肥育素牛の採食行動と肥育成績との関連性を検討する目的で, 黒毛和種去勢牛を9カ月齢時および12ヵ月齢時にそれぞれ6頭導入し, 濃厚飼料と乾草の混合飼料を1日2回不断給与し, 24ヵ月齢まで肥育した, 肥育開始1ヵ月後に, 各供試牛の採食行動を観察し, 1日の採食行動パターンの特色, 1日採食量と, 肥育期間中の増体量, 飼料利用効率, 解体成績との関係を検討した.
12カ月齢および9カ月齢導入牛は等月齢時の季節が異なったが, 両者の肥育期間中の平均日増体量はともに0.70kg, TDN要求率は7.87で同じであった. 一方, 枝肉中の分離脂肪含量は肥育末期が冬になった12ヵ月齢導入牛の方が多かった.
体重あたりの第一・二胃組織重量の大きい牛が1日採食量が多いとは限らず, 肥育牛の採食量調節における消化管容積的要因の関与は大きくないものと思われた.
供試牛の導入約1ヵ月後の1日採食量は, 体重の2.6-2.4%に相当し, 1日の採食回数は約11回, 1回の採食時間は11-14分であった. 1日の採食行動を1時間ごとの採食量で表すと, 肥育期間中の平均日増体量が0.8kg以上の牛は給飼直後の1時間に1日採食量の約30%を摂取し, 日増体量が0.7kg以下の牛では20%以下で, 給飼後短時間に多量の飼料を摂取する牛ほど増体成績がよかった.

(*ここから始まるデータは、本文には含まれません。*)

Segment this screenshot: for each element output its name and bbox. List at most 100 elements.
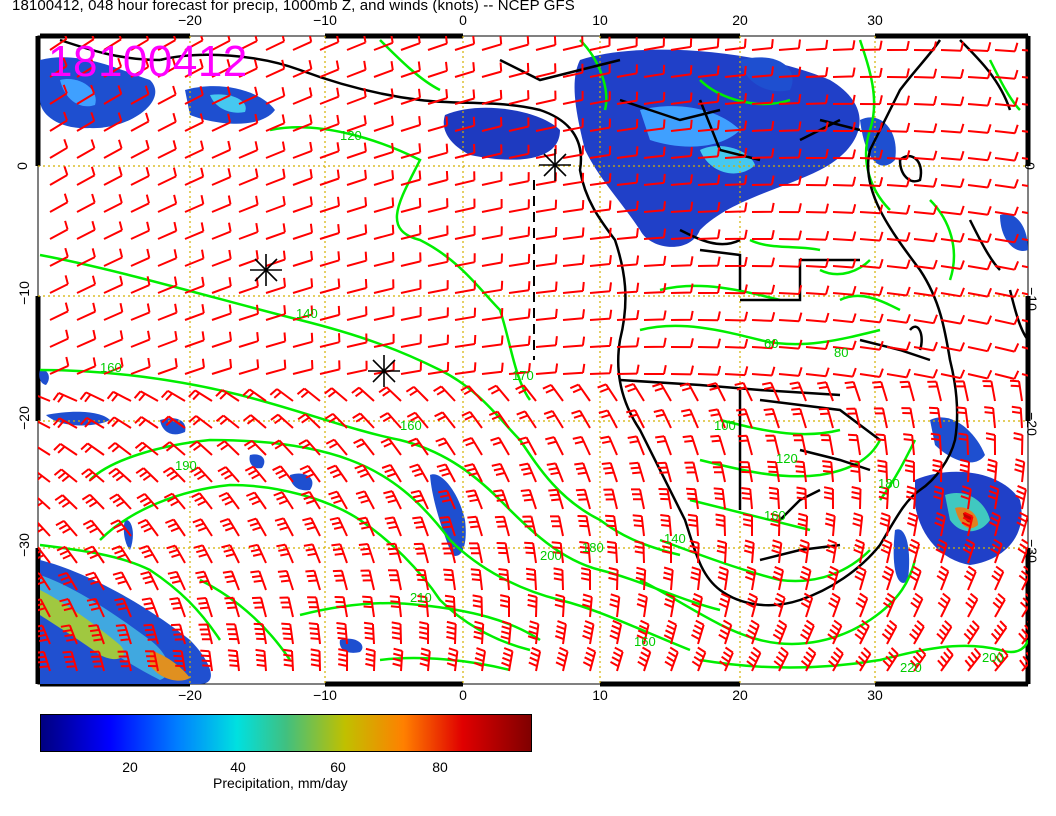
wind-barb (778, 175, 802, 186)
wind-barb (192, 518, 213, 537)
wind-barb (616, 146, 639, 159)
wind-barb (616, 200, 639, 213)
wind-barb (353, 438, 375, 456)
wind-barb (373, 36, 394, 51)
wind-barb (605, 514, 618, 537)
wind-barb (427, 36, 448, 51)
wind-barb (469, 542, 483, 564)
wind-barb (697, 256, 721, 267)
wind-barb (247, 517, 267, 537)
wind-barb (589, 36, 611, 51)
wind-barb (193, 544, 213, 564)
wind-barb (136, 493, 159, 510)
wind-barb (859, 204, 884, 215)
wind-barb (1021, 211, 1028, 215)
wind-barb (38, 624, 51, 645)
wind-barb (76, 248, 96, 267)
colorbar-tick: 20 (122, 759, 138, 775)
wind-barb (160, 389, 186, 402)
wind-barb (772, 619, 788, 645)
wind-barb (49, 166, 69, 186)
wind-barb (296, 387, 321, 402)
wind-barb (624, 383, 645, 402)
bottom-tick: 0 (459, 687, 467, 703)
wind-barb (157, 221, 178, 240)
wind-barb (832, 313, 857, 324)
wind-barb (847, 433, 861, 456)
wind-barb (307, 596, 321, 618)
wind-barb (877, 459, 888, 483)
wind-barb (157, 194, 178, 213)
wind-barb (53, 468, 78, 483)
wind-barb (298, 439, 321, 456)
wind-barb (708, 408, 726, 429)
wind-barb (577, 515, 591, 537)
wind-barb (940, 68, 965, 79)
wind-barb (616, 255, 640, 267)
wind-barb (325, 438, 348, 456)
wind-barb (643, 228, 667, 240)
wind-barb (691, 646, 707, 672)
wind-barb (498, 568, 510, 591)
wind-barb (937, 647, 954, 672)
contour-label: 220 (900, 660, 922, 675)
wind-barb (184, 304, 205, 321)
wind-barb (985, 432, 996, 456)
wind-barb (635, 566, 647, 591)
wind-barb (444, 594, 456, 618)
wind-barb (535, 336, 558, 348)
wind-barb (215, 389, 240, 402)
wind-barb (400, 252, 422, 267)
wind-barb (582, 646, 597, 672)
wind-barb (38, 471, 51, 483)
wind-barb (859, 231, 884, 242)
wind-barb (134, 441, 159, 456)
wind-barb (745, 619, 760, 645)
wind-barb (143, 623, 159, 645)
wind-barb (346, 169, 367, 186)
wind-barb (358, 543, 375, 564)
wind-barb (85, 571, 105, 591)
wind-barb (190, 466, 213, 483)
wind-barb (38, 572, 51, 591)
wind-barb (346, 306, 368, 321)
wind-barb (508, 36, 530, 51)
wind-barb (967, 369, 993, 380)
wind-barb (846, 407, 861, 429)
wind-barb (522, 515, 537, 537)
wind-barb (562, 227, 585, 240)
wind-barb (76, 302, 97, 321)
date-stamp: 18100412 (48, 37, 248, 86)
wind-barb (265, 332, 287, 348)
wind-barb (875, 433, 888, 456)
wind-barb (707, 382, 726, 402)
wind-barb (832, 340, 857, 351)
wind-barb (221, 544, 240, 564)
wind-barb (724, 147, 748, 159)
wind-barb (903, 433, 915, 456)
wind-barb (516, 410, 537, 429)
wind-barb (608, 566, 619, 591)
wind-barb (473, 647, 486, 672)
wind-barb (373, 279, 395, 294)
wind-barb (643, 173, 666, 186)
wind-barb (103, 36, 122, 51)
wind-barb (670, 201, 694, 213)
wind-barb (265, 168, 286, 186)
wind-barb (157, 167, 177, 186)
wind-barb (886, 177, 911, 188)
wind-barb (130, 303, 151, 321)
wind-barb (305, 569, 321, 591)
wind-barb (905, 485, 917, 510)
wind-barb (994, 233, 1019, 244)
wind-barb (117, 650, 132, 672)
wind-barb (551, 541, 564, 564)
wind-barb (546, 462, 564, 483)
wind-barb (873, 407, 888, 429)
wind-barb (859, 286, 884, 297)
wind-barb (994, 69, 1019, 80)
colorbar-tick: 60 (330, 759, 346, 775)
wind-barb (961, 511, 974, 537)
wind-barb (211, 140, 232, 159)
wind-barb (141, 597, 159, 618)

供試牛の給飼直後30分間の採食量は1日採食量との間に有意な正の相関関係が認められると共に, 肥育期間中の平均日増体量や肥育終了時の肥育度指数との間にも有意な正の相関関係が認められた. これらのことから, 肥育開始時期の素牛の給飼直後30分間の採食量は生理的要求量をよく反映し, 将来の肥育成績を予測する上での判断材料の一っになり得ることが示唆された.